Zum Buch:
Betsy Klein, schwanger mit ihrem ersten Kind, kommt aus New York ans Sterbebett ihres Vaters nach Südafrika. Der Vater liegt im Koma, seiner Tochter bleibt nur, Abschied zu nehmen. Sie tut das, indem sie ihm sein Leben erzählt, zusammengesetzt aus ihren Erinnerungen und seinen Erzählungen. Aus diesem Erzählen, diesem nur durch kurze Szenen aus der Gegenwart, dem Warten am Krankenbett, unterbrochenem Bewusstseinsstrom entsteht nach und nach das Bild eines Mannes, der sich dank der Unterstützung seiner Eltern und der finanziellen Hilfe eines Onkels aus dem Kramladen seines Vaters herausarbeitet und Medizin studiert, als jüdischer Allgemeinmediziner für Weiße und Schwarze gleichermaßen zum „Dr. God“ wird, zum unermüdlichen und begeisterten Arzt, der dennoch nie über eine Kindheit hinwegkommt, in der er der „Kleine“ war, von Anfang an viel zu dünn, mit schiefer Nase, ganz anders als die schöne ältere Schwester und der verhasste kleine Bruder.

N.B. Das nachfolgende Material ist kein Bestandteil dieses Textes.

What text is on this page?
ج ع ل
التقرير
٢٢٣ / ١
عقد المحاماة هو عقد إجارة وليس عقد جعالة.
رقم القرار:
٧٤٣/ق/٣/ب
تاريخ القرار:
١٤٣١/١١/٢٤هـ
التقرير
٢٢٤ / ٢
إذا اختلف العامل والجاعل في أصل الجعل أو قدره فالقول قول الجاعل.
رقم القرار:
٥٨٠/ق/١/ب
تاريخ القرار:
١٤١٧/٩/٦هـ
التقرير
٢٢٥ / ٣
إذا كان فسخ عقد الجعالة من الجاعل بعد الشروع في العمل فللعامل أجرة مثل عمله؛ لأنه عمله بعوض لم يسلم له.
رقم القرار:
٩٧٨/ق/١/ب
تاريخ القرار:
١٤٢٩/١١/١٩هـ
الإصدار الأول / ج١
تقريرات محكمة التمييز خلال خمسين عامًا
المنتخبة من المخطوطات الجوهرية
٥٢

Diesen Minderwertigkeitskomplex kompensiert er mit Großsprecherei und mit Wutanfällen, die sich vor allem gegen Frau und Kinder richten, sobald die irgendetwas tun, was ihm nicht passt.
Das verbindende Element zwischen Vater und Tochter ist das Wasser. Der Fluss ist der einzige Ort, an dem sie sich je wirklich nahe gekommen sind. Wie Wasserwirbel in der fließenden Sprache der Autorin tauchen immer wieder zwei Szenen im Ruderboot auf: die eine – in der der Vater als Jugendlicher die Sexualität entdeckt – erotisch konnotiert, die andere, in der sich die Tochter als Kind auf einem Ausflug mit dem Vater, auf dem sie von einem Regensturm überrascht werden, unter den Sitzen des Boots zusammenrollt, Inbegriff von Geborgenheit.
Anne Landsman hat ein erstaunliches Buch geschrieben. Von Anfang an wird man in den Fluss der Erinnerungen, die plastischen, mal traurigen, mal wütenden, mal hochkomischen Bilder hineingezogen, schwimmt sozusagen mit durch die exotische Landschaft Südafrikas, die erotischen Obsessionen, die sich immer wieder verwirrenden Ströme der Erinnerungen aus einem so irritierenden wie faszinierenden Leben. Ein Roman wie ein Abenteuer!